Ma la sua vita era una medaglia a due facce. La sua famiglia era divisa in due: da una parte sua moglie e i suoi figli, dall’altra il suo popolo. Tutta Narnia. E il popolo chiedeva a gran voce la presenza del Re, lo sapeva. Poteva immaginarli chiedersi dove fosse finito Caspian il Liberatore.
I narniani dovevano vedere che era vivo, per essere rassicurati, per trovare il coraggio di resistere a Calormen e non lasciare che Rabadash calpestasse la loro dignità costringendoli a servirlo. Doveva dar loro la speranza, finché lui non avesse trovato una concreta soluzione a quel problema.
Sentiva il peso di tutto il mondo sulle sue spalle, e mai come in quel momento si rese conto di essere solo un uomo.

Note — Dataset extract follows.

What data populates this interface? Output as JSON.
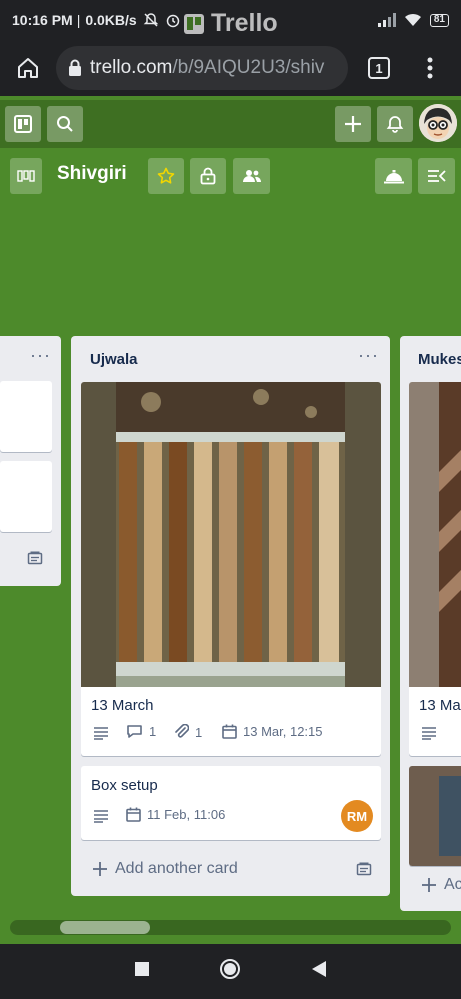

Suo padre gli aveva insegnato come avevano insegnato a lui: che un Re è istituito dal cielo, che un Re può fare tutto, dire tutto, pensare tutto, e sarà sempre giusto, sempre possibile, perché siede nel posto più alto della scala del mondo.
Questa era la mentalità di Telmar. Nei suoi nove anni di regno però, Caspian aveva visto e capito che la lezione di suo padre non era quella che stava imparando. Perché un Re può sbagliare nel dire, fare o pensare qualcosa. Può confondersi, cadere. Un Re può essere coraggioso ma anche ingenuo a volte. Un Re può sopravvalutarsi e perciò sottovalutarsi, non calcolare le possibilità di pericolo nel quale può incorrere forse perché troppo sicuro di sé. Si crede superiore, è inevitabile a volte. Crede che solo perché davanti al proprio nome compare quel titolo, quella lezione sia sistematicamente valida.
Ma no.
Perché al di sopra di ogni cosa non c’era il Re, c’era Narnia, e Caspian aveva accettato di vivere e morire per lei quel giorno lontano, sulla riva del Grande Fiume, quando Aslan lo aveva incoronato Re.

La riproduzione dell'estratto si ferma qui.